Sebastian:  “It says here, they’re gonna stop the show, because they don’t like the word ‘fuck’!  And you’re not allowed to hear it!”  Baz then leads the crowd in a chant of “get the fuck out!” before Skid Row drive into the song.  As fans know, it’s a short firecracker punk rock song, and Baz is in top voice.

5/5 stars

REVIEW: Skid Row – United World Rebellion Chapter One (2013)

Don’t forget to “Like” the LeBrain Facebook page for exclusive content and discussion!

SKID ROW – United World Rebellion Chapter One (2013)

I know Johnny Solinger’s been in the band longer than Sebastian was. I know the band probably hate Sebastian’s name even being brought up in a review such as this. I’ve been standing by the band through their last two albums (2003’s Thickskin and 2006’s Revolutions Per Minute).  My interest waned quite a bit, on the long wait between releases by the band.  This new EP (5 new songs) is failing to rouse me from my ambivalence.  So I’ll just come out and say it:  Guys, get Sebastian back. It’s time.  If Eddie Van Halen can get up on stage again with David Lee Roth and grin that grin of his, then Rachel Bolan can get over Sebastian Bach.

The thing is, there’s nothing wrong with United World Rebellion.  (Last album was a “revolution”, now they’re having a “rebellion”.  What will the next album be?  Defiance, disobedience, dissension, heresy, insubordination, insurgency?)  It’s heavy like old Skid Row.  It has squealing, howling solos like old Skid Row and riffs reminiscent of the classic stuff.  Johnny’s throwing everything he’s got into his performance.   It’s just…not memorable.
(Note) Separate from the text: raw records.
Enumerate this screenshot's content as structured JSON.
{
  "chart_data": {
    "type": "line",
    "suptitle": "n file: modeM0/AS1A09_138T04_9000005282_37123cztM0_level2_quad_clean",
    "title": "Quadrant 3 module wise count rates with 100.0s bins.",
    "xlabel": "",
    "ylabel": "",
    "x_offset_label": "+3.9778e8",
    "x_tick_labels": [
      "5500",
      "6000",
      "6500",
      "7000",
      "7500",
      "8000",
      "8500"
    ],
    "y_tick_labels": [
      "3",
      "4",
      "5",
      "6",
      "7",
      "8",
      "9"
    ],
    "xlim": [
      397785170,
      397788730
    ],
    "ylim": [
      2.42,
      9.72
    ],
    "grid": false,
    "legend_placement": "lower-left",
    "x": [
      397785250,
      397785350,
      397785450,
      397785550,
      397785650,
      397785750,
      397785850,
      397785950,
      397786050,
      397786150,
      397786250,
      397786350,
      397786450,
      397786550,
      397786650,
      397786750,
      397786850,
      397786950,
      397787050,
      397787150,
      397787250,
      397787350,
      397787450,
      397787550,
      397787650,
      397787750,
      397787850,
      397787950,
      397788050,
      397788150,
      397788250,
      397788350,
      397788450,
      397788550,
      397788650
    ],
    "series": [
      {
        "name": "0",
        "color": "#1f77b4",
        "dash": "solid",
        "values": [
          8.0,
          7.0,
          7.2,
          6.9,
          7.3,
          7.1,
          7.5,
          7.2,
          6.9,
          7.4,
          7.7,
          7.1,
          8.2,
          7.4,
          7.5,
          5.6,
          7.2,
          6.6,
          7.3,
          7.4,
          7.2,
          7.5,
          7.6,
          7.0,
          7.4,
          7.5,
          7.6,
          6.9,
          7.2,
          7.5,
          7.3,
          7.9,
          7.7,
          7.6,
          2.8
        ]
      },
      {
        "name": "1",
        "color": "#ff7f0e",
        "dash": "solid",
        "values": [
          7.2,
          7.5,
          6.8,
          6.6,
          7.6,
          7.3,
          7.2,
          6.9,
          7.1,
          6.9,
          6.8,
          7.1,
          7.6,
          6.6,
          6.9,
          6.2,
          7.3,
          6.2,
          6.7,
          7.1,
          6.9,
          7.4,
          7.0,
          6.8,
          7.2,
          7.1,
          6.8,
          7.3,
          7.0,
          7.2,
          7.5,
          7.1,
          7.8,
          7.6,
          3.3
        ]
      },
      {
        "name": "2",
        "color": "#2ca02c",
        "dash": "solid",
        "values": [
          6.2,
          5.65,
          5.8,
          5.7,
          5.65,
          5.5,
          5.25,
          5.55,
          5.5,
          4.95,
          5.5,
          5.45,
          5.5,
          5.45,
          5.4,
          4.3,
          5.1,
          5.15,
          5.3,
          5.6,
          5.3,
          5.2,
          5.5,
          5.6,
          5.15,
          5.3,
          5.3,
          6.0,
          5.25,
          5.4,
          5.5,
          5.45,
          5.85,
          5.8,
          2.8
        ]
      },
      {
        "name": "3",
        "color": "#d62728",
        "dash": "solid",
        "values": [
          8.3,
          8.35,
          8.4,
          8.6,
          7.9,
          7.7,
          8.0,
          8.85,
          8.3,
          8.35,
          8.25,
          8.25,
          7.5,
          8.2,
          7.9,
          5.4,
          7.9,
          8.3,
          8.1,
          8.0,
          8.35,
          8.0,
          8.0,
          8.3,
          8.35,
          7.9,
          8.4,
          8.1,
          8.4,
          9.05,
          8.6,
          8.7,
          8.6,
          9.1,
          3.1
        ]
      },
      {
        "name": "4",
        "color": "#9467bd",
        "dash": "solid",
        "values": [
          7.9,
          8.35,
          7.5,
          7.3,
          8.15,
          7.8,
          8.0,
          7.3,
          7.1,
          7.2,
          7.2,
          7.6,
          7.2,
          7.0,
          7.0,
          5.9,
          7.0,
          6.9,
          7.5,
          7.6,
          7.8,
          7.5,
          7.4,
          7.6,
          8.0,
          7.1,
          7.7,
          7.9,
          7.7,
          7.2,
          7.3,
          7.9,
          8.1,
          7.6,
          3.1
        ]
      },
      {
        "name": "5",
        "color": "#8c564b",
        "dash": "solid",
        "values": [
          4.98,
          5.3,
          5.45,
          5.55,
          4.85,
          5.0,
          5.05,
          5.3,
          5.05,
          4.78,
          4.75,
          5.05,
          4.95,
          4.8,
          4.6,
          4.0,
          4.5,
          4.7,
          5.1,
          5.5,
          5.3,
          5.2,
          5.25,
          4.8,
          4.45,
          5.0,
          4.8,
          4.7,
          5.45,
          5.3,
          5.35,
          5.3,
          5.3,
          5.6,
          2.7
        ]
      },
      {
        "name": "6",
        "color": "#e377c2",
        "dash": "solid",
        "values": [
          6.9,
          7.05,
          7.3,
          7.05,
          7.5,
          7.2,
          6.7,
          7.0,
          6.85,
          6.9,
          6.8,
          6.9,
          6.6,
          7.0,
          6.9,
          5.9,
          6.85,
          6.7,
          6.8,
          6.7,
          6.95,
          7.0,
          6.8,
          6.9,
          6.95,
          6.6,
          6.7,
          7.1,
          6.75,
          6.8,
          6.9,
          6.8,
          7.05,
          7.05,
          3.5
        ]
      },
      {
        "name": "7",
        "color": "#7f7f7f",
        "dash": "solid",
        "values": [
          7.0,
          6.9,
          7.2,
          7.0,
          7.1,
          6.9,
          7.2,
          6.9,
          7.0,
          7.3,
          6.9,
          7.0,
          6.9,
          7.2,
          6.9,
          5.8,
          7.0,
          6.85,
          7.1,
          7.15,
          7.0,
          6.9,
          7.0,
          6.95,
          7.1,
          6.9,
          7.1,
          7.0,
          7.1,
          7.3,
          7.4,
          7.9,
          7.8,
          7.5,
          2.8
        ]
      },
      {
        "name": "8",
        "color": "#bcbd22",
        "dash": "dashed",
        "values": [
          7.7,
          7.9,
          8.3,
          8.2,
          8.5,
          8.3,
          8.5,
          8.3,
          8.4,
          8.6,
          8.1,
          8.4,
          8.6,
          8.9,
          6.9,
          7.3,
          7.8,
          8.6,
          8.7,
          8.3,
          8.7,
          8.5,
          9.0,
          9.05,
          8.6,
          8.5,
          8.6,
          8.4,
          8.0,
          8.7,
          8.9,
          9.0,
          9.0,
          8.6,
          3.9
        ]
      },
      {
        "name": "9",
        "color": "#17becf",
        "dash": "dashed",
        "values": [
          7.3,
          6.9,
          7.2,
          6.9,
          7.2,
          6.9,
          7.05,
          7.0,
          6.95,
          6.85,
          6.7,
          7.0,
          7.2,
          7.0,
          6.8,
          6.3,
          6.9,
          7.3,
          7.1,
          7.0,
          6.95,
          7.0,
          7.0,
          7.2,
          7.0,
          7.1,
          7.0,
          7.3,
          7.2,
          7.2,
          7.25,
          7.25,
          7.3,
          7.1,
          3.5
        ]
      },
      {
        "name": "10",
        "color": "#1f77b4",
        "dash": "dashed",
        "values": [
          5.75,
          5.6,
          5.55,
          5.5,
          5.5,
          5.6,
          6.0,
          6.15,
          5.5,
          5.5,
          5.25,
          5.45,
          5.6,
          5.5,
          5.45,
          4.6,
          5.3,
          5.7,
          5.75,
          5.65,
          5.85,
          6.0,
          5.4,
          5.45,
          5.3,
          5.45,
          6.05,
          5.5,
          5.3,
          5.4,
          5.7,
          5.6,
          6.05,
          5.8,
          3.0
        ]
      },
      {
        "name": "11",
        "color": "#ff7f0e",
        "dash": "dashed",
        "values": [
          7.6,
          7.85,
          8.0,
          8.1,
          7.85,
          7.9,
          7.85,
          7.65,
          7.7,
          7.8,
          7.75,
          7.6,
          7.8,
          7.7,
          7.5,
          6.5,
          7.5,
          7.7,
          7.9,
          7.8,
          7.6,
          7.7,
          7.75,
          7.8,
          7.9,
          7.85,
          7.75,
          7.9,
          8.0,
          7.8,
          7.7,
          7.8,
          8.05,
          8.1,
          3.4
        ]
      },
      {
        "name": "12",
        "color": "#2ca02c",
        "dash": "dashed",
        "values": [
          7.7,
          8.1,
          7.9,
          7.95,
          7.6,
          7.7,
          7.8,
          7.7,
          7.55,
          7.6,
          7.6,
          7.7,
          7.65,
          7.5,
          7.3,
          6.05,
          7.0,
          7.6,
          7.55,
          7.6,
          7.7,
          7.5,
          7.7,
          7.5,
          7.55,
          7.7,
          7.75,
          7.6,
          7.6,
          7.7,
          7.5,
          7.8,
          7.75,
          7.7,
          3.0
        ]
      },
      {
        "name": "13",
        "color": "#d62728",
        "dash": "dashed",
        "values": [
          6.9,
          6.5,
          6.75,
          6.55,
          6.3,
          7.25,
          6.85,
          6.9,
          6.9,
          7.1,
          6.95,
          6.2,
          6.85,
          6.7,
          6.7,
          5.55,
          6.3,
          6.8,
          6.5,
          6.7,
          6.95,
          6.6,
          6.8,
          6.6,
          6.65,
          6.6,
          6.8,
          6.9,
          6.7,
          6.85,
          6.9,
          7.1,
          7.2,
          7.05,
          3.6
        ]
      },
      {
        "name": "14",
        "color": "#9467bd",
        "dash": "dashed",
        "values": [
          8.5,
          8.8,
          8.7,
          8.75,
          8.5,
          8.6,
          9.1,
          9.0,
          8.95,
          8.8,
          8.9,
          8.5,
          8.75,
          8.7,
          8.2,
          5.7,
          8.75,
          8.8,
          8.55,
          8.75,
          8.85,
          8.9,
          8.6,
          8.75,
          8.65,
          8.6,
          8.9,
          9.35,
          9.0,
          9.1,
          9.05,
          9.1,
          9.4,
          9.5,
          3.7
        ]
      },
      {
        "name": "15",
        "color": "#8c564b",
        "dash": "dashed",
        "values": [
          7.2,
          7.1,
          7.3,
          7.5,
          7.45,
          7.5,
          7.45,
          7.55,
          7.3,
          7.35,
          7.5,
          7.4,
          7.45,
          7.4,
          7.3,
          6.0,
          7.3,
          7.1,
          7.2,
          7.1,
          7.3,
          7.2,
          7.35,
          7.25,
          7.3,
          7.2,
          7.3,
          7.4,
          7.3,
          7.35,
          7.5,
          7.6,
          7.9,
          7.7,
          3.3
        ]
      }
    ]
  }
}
The most striking song is the first one, “Kings of Demolition”, which is really good.  Only problem:  It’s more than just a little similar to “Monkey Business” from Slave.  “Monkey Business” is a great heavy song, but you’re not going to top it by re-writing it.  It’s downhill from there.  I must have played this EP eight or nine times now, and I still can’t remember how “Let’s Go”, “Get Up”, and “Stitches” go.  They are all heavy, riffy…and non-descript.  The only song that stands out is “This is Killing Me”, the token ballad (right smack in the middle of the EP), and it stands out only because it’s a ballad.  You can hear the (intended?) similarity to a certain hit ballad by the Sebastian version of Skid Row…but without his soaring vocals.  Once again, you can’t create a new memorable song if you’re repeating an old one.

Sorry guys.  I’m usually in favour of bands carrying on with new members, because I’d rather have that than no band at all.  Unfortunately, Skid Row needs Sebastian Bach as much as Sebastian Bach wants to be in Skid Row.  Johnny can take a proud bow, because he’s no slouch and he did the best job possible.  I wanna see it happen.

2/5 stars

EDIT: May 15 2013 – There is a European version coming with two bonus tracks, both covers.  Bastards.